ZcChat is an AI desktop pet designed to emulate the experience of Galgame characters, offering long-term memory, expressive character art, voice interaction, and computer control capabilities. It targets users seeking an interactive and visually engaging virtual companion.
How It Works
ZcChat utilizes a Galgame-style approach with static character art (立绘) that changes expressions and poses, differing from Live2D animation to reduce production costs and allow for more distinct visual states. It integrates with LLM frameworks like Letta (formerly MemGPT) for long-term memory and personality development, and supports various TTS and ASR tools for realistic voice interaction.
Quick Start & Requirements
- Install: Download and install from the Release page. Avoid non-ASCII characters in installation paths.
- Prerequisites:
- LLM backend (Letta or OpenAI compatible API).
- Optional: VITS-based TTS (e.g., vits-simple-api), Whisper ASR (e.g., whisper-asr-webservice), or Baidu Speech Recognition.
- Setup: Requires downloading character assets and configuring LLM/voice backends.
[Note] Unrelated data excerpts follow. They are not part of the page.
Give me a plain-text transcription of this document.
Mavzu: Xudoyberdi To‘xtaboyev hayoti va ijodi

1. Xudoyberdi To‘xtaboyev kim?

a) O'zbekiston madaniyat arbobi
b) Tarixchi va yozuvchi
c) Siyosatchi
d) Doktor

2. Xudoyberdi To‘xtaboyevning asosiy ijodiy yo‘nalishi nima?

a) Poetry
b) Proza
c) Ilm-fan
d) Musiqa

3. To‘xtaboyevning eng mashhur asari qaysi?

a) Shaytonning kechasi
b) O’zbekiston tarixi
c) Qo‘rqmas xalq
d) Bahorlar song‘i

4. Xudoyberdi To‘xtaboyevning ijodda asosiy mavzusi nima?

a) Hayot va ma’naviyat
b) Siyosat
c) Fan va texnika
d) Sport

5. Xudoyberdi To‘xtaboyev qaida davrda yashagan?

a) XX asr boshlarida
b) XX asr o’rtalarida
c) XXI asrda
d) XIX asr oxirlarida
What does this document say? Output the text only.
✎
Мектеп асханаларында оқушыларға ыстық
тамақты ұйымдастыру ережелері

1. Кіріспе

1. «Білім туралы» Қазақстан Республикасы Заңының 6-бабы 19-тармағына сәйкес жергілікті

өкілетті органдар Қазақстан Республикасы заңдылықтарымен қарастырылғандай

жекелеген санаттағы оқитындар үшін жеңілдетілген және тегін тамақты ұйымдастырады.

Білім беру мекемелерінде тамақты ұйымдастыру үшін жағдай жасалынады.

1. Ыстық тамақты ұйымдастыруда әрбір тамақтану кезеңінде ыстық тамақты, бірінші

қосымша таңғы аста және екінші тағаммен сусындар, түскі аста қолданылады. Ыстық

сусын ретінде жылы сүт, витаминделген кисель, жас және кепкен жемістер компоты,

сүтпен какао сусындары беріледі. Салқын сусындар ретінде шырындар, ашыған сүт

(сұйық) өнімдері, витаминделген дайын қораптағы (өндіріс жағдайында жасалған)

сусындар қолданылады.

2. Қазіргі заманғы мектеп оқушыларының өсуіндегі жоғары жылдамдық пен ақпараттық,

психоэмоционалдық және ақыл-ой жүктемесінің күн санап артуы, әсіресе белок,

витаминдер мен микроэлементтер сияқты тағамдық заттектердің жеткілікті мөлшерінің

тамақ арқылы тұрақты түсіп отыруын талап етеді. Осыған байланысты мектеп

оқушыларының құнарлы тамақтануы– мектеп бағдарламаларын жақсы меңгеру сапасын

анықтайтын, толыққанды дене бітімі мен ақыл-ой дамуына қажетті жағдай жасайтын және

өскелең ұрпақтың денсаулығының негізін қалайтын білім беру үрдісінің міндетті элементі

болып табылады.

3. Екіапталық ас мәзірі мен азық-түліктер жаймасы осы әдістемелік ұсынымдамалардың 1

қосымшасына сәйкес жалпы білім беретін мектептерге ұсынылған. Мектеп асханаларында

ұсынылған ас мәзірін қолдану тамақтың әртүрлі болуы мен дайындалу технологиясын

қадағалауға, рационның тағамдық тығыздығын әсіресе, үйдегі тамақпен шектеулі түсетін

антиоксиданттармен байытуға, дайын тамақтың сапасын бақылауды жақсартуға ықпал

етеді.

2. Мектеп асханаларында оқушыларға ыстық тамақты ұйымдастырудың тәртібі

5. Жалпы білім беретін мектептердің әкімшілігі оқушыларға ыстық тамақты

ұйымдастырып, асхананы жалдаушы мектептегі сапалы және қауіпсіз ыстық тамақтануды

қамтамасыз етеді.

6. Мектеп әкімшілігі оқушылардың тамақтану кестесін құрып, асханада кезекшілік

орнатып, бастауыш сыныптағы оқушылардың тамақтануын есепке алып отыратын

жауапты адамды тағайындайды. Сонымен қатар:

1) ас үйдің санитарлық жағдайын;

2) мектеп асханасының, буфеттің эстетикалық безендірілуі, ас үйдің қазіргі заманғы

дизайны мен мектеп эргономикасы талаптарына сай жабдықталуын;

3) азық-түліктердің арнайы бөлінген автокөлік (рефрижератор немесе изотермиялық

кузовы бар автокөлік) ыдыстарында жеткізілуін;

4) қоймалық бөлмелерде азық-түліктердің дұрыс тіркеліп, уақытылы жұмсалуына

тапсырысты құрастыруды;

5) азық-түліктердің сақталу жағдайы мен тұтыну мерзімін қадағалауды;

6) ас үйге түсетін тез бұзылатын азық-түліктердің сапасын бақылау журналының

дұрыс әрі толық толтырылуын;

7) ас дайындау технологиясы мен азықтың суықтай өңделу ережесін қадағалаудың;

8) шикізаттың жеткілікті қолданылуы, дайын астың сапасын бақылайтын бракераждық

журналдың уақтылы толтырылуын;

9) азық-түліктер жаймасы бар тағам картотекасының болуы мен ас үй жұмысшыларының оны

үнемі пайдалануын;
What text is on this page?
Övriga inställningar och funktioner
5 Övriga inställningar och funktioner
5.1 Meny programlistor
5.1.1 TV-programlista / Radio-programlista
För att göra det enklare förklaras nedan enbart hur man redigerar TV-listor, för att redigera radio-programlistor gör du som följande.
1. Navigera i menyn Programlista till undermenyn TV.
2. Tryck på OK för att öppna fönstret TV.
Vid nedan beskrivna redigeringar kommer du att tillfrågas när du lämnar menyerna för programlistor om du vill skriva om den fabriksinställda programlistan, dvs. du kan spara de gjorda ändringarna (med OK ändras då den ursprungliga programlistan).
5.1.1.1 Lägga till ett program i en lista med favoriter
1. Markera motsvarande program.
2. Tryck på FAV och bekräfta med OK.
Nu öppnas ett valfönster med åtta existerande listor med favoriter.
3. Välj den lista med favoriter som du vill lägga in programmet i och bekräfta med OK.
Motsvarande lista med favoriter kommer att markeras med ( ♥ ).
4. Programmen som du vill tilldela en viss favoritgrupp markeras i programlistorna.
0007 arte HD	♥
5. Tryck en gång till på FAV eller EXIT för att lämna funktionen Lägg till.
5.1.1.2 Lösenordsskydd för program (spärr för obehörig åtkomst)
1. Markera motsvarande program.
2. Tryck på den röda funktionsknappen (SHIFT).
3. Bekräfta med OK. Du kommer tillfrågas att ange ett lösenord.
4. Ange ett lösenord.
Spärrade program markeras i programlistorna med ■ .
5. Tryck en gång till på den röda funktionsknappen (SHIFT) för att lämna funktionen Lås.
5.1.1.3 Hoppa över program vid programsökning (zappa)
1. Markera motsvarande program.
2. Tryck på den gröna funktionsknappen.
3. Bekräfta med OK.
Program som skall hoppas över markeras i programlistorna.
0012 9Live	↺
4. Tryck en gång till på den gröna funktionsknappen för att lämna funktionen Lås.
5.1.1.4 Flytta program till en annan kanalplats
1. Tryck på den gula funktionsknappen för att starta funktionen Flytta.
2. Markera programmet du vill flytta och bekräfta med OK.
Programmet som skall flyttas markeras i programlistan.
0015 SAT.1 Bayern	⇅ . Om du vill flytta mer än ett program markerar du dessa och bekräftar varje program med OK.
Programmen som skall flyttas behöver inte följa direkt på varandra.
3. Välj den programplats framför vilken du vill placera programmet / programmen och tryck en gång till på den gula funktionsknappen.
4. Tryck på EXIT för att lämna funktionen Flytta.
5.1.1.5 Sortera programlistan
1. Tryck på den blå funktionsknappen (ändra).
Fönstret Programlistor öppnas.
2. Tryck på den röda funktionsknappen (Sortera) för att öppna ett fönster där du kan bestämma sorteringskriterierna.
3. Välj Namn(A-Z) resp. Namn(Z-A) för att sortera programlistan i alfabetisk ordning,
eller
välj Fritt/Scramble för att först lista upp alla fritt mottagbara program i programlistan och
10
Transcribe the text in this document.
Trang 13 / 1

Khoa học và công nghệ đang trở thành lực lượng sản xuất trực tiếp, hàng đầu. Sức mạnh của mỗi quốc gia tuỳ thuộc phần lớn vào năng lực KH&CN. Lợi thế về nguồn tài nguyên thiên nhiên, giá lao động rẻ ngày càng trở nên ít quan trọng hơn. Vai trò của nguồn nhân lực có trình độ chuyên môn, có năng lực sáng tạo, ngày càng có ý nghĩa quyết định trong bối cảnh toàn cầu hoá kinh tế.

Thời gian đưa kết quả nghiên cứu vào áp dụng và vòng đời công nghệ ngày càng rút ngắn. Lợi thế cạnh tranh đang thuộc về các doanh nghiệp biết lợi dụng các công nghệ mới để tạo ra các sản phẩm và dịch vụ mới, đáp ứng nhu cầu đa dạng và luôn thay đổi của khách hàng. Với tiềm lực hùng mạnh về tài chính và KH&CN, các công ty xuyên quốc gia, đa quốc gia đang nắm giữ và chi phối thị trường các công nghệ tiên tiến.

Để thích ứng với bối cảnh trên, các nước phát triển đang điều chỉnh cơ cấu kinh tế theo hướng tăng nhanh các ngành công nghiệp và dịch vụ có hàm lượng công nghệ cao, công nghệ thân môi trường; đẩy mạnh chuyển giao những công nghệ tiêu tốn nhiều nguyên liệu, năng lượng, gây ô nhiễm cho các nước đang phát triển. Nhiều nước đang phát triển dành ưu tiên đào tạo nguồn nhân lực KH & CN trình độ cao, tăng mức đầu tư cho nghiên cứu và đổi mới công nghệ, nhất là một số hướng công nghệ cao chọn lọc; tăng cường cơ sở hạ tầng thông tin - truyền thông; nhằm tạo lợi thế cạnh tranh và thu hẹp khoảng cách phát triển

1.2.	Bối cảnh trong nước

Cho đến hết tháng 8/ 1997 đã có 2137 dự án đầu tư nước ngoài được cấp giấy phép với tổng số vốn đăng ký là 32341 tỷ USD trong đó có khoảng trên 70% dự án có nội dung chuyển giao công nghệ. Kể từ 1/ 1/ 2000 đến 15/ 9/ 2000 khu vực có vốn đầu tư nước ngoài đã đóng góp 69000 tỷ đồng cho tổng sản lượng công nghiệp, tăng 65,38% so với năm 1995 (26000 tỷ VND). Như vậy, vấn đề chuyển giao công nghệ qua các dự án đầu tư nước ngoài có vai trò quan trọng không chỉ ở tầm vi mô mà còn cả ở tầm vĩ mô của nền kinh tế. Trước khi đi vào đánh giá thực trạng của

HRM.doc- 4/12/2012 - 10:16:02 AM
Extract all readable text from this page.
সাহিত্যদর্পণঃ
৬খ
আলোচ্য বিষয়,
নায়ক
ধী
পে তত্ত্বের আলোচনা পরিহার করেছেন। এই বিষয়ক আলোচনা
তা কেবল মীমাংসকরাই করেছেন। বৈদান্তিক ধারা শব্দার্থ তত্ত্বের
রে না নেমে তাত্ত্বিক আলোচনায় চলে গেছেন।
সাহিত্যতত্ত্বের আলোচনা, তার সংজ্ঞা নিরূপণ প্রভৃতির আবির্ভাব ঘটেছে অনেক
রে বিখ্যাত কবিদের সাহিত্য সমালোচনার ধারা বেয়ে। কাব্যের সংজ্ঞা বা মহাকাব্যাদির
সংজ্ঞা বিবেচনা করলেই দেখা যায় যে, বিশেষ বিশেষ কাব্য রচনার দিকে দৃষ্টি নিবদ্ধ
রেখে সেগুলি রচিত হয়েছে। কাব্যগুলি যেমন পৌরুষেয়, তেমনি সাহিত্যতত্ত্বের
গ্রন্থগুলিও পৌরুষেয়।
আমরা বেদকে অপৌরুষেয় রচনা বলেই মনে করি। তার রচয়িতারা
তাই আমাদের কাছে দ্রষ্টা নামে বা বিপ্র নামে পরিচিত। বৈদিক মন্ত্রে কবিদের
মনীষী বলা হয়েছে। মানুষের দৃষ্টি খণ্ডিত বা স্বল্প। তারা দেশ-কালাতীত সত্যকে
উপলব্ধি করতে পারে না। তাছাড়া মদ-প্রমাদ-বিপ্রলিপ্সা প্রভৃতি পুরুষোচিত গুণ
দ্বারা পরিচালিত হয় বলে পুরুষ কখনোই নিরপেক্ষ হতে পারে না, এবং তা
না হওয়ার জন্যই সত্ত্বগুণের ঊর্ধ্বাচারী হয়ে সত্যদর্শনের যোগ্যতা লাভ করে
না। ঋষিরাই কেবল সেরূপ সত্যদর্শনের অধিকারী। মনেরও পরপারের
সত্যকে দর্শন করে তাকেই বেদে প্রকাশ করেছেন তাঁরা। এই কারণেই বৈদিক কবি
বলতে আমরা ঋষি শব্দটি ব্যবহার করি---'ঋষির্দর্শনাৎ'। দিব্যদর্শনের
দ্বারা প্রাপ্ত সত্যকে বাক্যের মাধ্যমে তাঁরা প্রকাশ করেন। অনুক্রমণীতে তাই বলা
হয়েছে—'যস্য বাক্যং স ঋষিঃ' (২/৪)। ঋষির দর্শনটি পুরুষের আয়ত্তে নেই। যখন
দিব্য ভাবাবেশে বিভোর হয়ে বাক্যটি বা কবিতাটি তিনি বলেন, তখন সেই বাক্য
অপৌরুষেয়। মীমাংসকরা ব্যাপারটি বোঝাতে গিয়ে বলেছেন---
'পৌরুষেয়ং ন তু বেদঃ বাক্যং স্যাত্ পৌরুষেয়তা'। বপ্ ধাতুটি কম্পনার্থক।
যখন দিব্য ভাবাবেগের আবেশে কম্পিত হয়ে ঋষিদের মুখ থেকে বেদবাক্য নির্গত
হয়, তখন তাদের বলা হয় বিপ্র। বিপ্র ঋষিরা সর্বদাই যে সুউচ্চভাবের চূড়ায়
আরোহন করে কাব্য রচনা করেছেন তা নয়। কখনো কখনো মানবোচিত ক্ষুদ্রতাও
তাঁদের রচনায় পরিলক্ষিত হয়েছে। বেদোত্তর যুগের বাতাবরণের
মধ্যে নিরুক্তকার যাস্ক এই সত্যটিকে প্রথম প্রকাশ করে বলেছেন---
- Links: Video Tutorial, Character Creation Docs, Letta Docs
Highlighted Details
- Employs Galgame-style character art for expressive animations and easier asset creation.
- Integrates Letta for advanced AI memory and personality management.
- Supports voice interaction with wake-word detection and interruption capabilities.
- Allows for computer control via LLM prompts.
Maintenance & Community
- Open-source project seeking contributions via Pull Requests and bug reports via Issues.
- Discussions forum available for sharing character templates.
- Related projects include LogChat (AI chat client) and vits-simple-api.
Licensing & Compatibility
- The project's primary license is not explicitly stated in the provided README text. Dependencies may have their own licenses.
Limitations & Caveats
- Voice wake-word and interruption functionality are sensitive to environmental noise and require careful configuration of audio energy thresholds.
- The project's code quality is noted by the maintainer as potentially difficult to navigate for new contributors.